The hope was that such an arrangement would prevent extreme policy swings and encourage co-operation in the national interest.

Instead, the GNU has exposed a level of political disorder and public frustration that appears to have been building for years.

Rather than creating a united governing culture, it has highlighted a growing disconnect between political leadership and ordinary citizens, with political parties increasingly talking past one another instead of addressing the country’s core problems collectively.

The formation of the GNU after the 2024 election reflected how fragmented and dissatisfied the electorate had become. No single party secured enough support to govern comfortably on its own, which was a strong indication that many South Africans were unhappy with the country’s direction and wanted political power to be more distributed.

In that sense, the GNU emerged as a political necessity and as a symptom of broader national pressures.

Voters themselves were sending different messages at once. On one hand, there was frustration with the governing establishment; on the other, there was no overwhelming consensus about what should replace it.

In a functioning democratic environment, the GNU could have represented an attempt to prevent deeper instability while encouraging compromise and reducing a “winner takes all” political culture.

Coalitions are often expected to moderate politics, but in practice they can also expose how deep the underlying fractures were. The instability is not necessarily created by the coalition itself.

Rather, the coalition can reveal tensions previously concealed by one party’s dominance. Yet coalition governments are often difficult and messy by nature, and SA’s experience has shown how fragile co-operation can become when trust between parties is weak and political competition remains dominant.

It may be too early to determine whether the GNU will ultimately succeed. Its success depends on whether it becomes more than a power-sharing arrangement and genuinely addresses the conditions that produced voter frustration in the first place.

When disagreements constantly spill into public battles, citizens may begin to conclude that governance has become secondary to political rivalry.

That shift carries serious political and social consequences. Once people lose confidence in long-term plans, manifestos and institutional promises, politics becomes less about collective national vision and more about immediate rescue from present hardships.

Citizens stop asking which leaders can gradually build sustainable systems and instead begin asking who can provide immediate relief from current suffering.

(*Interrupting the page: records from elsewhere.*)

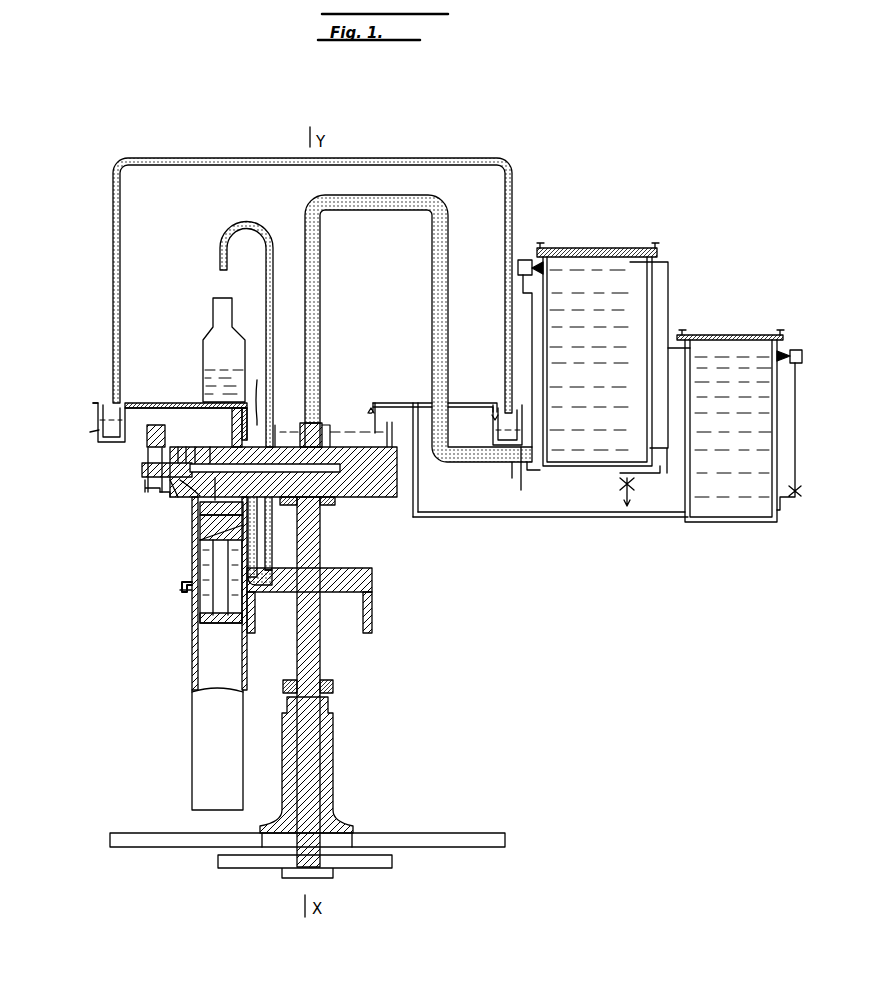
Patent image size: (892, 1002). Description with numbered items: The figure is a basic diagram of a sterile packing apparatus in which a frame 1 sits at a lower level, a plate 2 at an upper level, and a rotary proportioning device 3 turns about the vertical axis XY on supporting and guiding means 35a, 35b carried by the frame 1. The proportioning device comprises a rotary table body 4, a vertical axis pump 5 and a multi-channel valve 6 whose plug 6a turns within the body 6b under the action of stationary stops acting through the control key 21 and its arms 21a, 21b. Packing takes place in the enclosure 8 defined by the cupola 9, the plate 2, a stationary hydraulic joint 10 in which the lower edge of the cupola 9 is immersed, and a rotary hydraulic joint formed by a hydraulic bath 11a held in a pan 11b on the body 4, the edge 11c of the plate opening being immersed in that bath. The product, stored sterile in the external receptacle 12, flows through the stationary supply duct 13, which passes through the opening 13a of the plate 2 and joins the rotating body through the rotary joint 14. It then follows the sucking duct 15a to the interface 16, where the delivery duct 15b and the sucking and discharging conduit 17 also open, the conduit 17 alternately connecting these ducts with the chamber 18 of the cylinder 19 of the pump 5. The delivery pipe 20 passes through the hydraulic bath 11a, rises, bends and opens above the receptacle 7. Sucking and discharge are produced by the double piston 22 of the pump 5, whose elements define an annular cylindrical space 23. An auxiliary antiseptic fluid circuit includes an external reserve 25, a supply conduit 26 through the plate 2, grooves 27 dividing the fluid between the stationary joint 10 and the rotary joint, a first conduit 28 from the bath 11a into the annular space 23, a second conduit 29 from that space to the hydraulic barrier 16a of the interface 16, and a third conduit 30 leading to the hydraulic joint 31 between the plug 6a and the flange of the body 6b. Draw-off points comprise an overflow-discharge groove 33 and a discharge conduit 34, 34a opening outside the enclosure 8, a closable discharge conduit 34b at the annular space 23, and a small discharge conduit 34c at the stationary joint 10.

The frame 1 is at (412, 832).
The plate 2 is at (140, 406).
The rotary proportioning device 3 is at (327, 560).
The rotary table body 4 is at (395, 500).
The vertical axis pump 5 is at (182, 742).
The multi-channel valve 6 is at (163, 435).
The plug 6a is at (176, 506).
The valve body 6b is at (234, 440).
The receptacle 7 is at (231, 338).
The enclosure 8 is at (376, 287).
The cupola 9 is at (506, 200).
The stationary hydraulic joint 10 is at (102, 434).
The hydraulic bath 11a is at (357, 428).
The pan 11b is at (418, 450).
The edge of the plate opening 11c is at (375, 403).
The product receptacle 12 is at (655, 292).
The supply duct 13 is at (443, 300).
The plate opening 13a is at (473, 405).
The rotary joint 14 is at (330, 425).
The sucking duct 15a is at (390, 498).
The delivery duct 15b is at (282, 425).
The interface 16 is at (200, 478).
The hydraulic barrier 16a is at (200, 447).
The sucking and discharging conduit 17 is at (215, 500).
The chamber 18 is at (221, 507).
The cylinder 19 is at (192, 658).
The delivery pipe 20 is at (273, 295).
The control key 21 is at (145, 462).
The key arm 21a is at (162, 494).
The key arm 21b is at (145, 488).
The double piston 22 is at (190, 592).
The annular cylindrical space 23 is at (205, 605).
The auxiliary liquid reserve 25 is at (712, 335).
The auxiliary supply conduit 26 is at (557, 518).
The grooves 27 is at (395, 403).
The first conduit 28 is at (280, 585).
The second conduit 29 is at (257, 390).
The third conduit 30 is at (205, 520).
The hydraulic joint 31 is at (172, 495).
The overflow-discharge groove 33 is at (183, 450).
The discharge conduit 34 is at (326, 504).
The discharge conduit portion 34a is at (332, 590).
The closable discharge conduit 34b is at (182, 589).
The small discharge conduit 34c is at (512, 478).
The supporting and guiding means 35a is at (333, 688).
The supporting and guiding means 35b is at (332, 752).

This creates fertile ground for reactive politics. In societies where trust in institutions weakens, people often become less patient with gradual and honest reform. They become more attracted to leaders or movements that project urgency, decisiveness and disruption, even when the proposed solutions are unclear or unsustainable.

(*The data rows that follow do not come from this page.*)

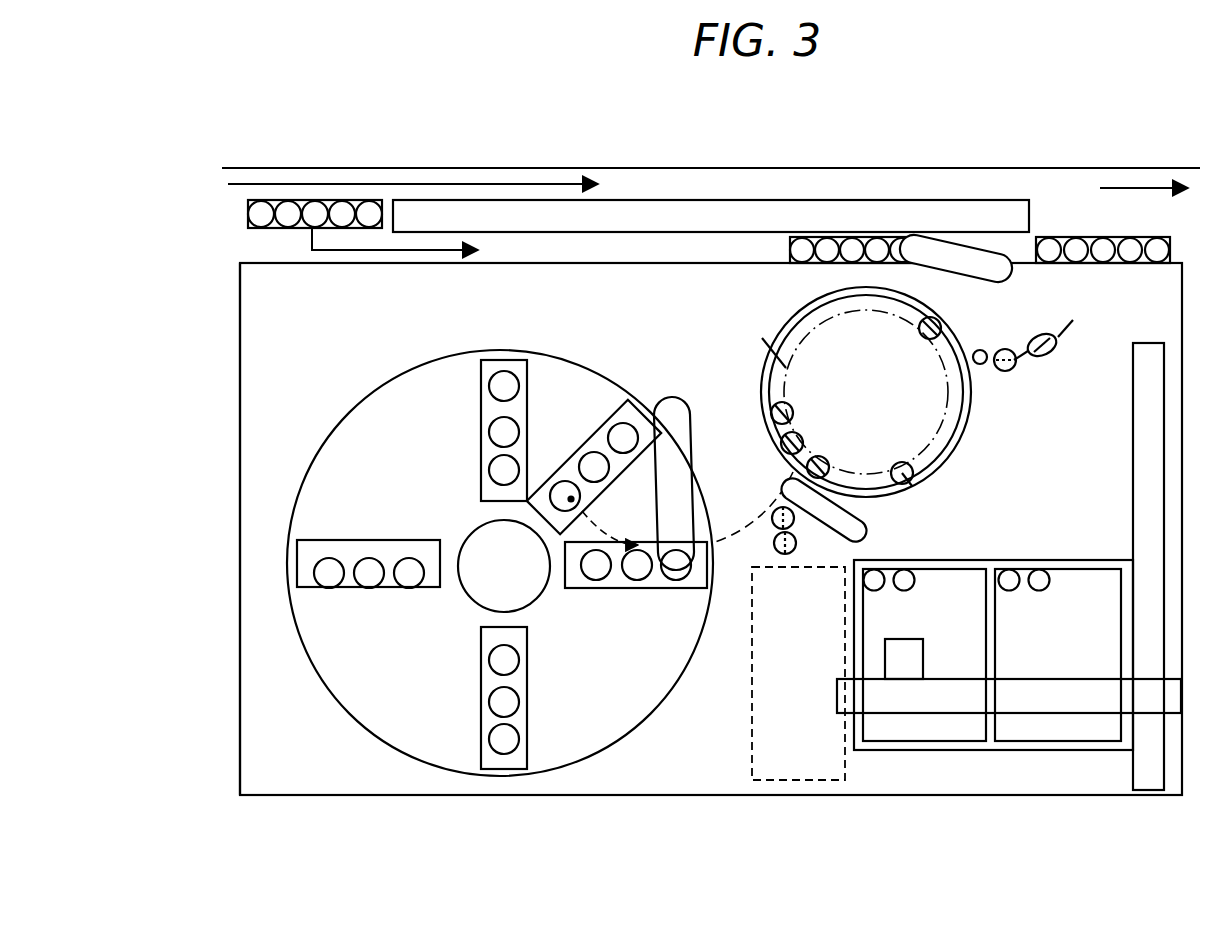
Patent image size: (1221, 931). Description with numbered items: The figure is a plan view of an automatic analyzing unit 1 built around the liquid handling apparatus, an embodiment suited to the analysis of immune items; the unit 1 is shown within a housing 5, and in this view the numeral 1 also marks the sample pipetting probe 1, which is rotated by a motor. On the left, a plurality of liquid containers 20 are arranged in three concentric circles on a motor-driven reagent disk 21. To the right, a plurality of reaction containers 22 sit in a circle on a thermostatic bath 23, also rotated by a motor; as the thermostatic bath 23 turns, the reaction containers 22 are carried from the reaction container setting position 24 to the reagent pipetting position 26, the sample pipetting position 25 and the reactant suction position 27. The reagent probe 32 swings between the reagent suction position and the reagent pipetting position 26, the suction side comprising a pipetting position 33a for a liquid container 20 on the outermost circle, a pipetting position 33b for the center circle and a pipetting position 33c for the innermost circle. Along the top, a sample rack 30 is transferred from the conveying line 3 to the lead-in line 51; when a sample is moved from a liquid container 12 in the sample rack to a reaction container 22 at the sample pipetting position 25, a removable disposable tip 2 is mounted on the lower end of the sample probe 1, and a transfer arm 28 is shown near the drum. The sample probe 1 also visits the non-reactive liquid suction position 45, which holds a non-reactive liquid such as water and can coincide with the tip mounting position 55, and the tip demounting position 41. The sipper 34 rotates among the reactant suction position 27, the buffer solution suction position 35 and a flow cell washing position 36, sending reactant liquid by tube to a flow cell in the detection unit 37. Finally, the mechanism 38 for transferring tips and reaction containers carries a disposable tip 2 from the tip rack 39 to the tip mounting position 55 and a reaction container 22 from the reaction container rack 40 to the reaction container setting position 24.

The sample pipetting probe 1 is at (918, 300).
The disposable tip 2 is at (1009, 588).
The conveyor line 3 is at (500, 176).
The housing 5 is at (236, 602).
The liquid container 12 is at (805, 250).
The liquid container 20 is at (508, 745).
The reagent disk 21 is at (405, 738).
The reaction container 22 is at (772, 422).
The thermostatic bath 23 is at (945, 420).
The reaction container setting position 24 is at (915, 482).
The sample pipetting position 25 is at (920, 334).
The reagent pipetting position 26 is at (800, 434).
The reactant suction position 27 is at (826, 458).
The transfer arm 28 is at (995, 265).
The sample rack 30 is at (302, 205).
The reagent probe 32 is at (682, 400).
The pipetting position 33a is at (664, 588).
The pipetting position 33b is at (637, 544).
The pipetting position 33c is at (567, 490).
The sipper 34 is at (813, 520).
The buffer solution suction position 35 is at (773, 532).
The flow cell washing position 36 is at (776, 556).
The detection unit 37 is at (805, 785).
The mechanism for transferring tips and the reaction containers 38 is at (972, 705).
The tip rack 39 is at (1057, 735).
The reaction container rack 40 is at (893, 735).
The tip demounting position 41 is at (1048, 335).
The non-reactive liquid suction position 45 is at (984, 366).
The lead-in line 51 is at (628, 248).
The tip mounting position 55 is at (1014, 368).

It also changes voter behaviour itself. Elections become increasingly emotional and reactive, shaped more by frustration, fear, exhaustion or desperation than by confidence in a stable political future.

What makes this especially dangerous is that once citizens lose confidence that leadership is acting in the national interest, trust in democratic institutions can weaken even further, making political instability more difficult to reverse.

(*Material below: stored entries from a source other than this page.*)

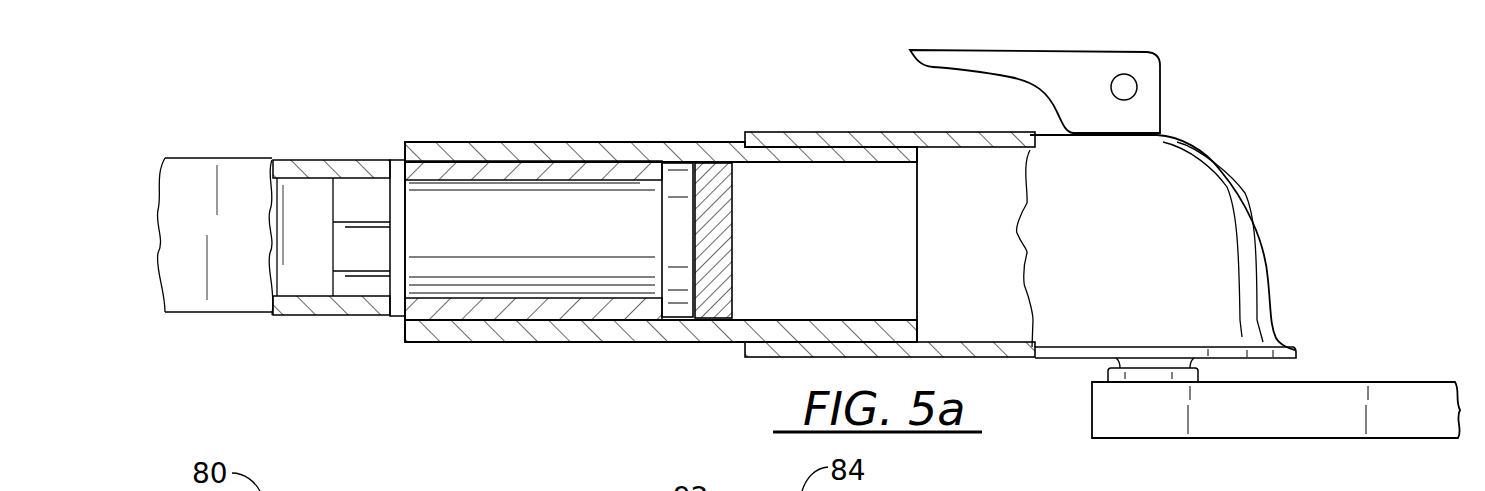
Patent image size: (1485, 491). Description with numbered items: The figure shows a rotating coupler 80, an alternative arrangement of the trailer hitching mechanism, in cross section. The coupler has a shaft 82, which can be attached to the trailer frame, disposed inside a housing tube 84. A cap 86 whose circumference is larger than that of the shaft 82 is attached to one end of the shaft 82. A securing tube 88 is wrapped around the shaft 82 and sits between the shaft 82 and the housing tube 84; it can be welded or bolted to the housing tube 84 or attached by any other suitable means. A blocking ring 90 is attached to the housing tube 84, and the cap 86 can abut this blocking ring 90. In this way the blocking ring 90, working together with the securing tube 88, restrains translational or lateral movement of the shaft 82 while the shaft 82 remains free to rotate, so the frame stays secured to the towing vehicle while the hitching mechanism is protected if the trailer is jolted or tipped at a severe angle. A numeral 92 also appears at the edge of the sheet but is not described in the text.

The rotating coupler 80 is at (538, 132).
The shaft 82 is at (460, 272).
The housing tube 84 is at (741, 172).
The cap 86 is at (683, 307).
The securing tube 88 is at (503, 307).
The blocking ring 90 is at (707, 263).
The spring 92 is at (417, 490).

The real danger is not simply political disagreement, but the slow erosion of belief itself. A democracy can survive conflict, criticism and even instability, but it struggles to survive when citizens no longer believe institutions, leaders or elections can meaningfully improve their lives.

Once politics becomes entirely about survival and immediate rescue, long-term national vision begins to disappear. SA now stands at a point where the GNU will ultimately be judged not by the symbolism of unity or the survival of political parties but by whether it can restore public confidence that the government still exists to serve the people before political competition consumes the trust that holds the democratic system together.

If that trust collapses completely, the country risks entering a cycle where anger replaces participation, desperation replaces patience and democratic processes themselves begin losing legitimacy in the eyes of ordinary citizens. That is what makes this moment so important.

Once trust in institutions collapses deeply enough, anger starts replacing participation, desperation replaces patience, and elections themselves become less about hope for the future and more about punishment for the present.

In that environment, societies become increasingly vulnerable to populism, reactionary politics and leaders who promise certainty without sustainability.

The greatest threat then is no longer disagreement between political parties but the possibility of a society slowly losing faith that democracy itself is still capable of delivering stability, dignity, accountability and meaningful change.

  • Kekana is an independent writer focusing on social commentary and spatial inequality in SA.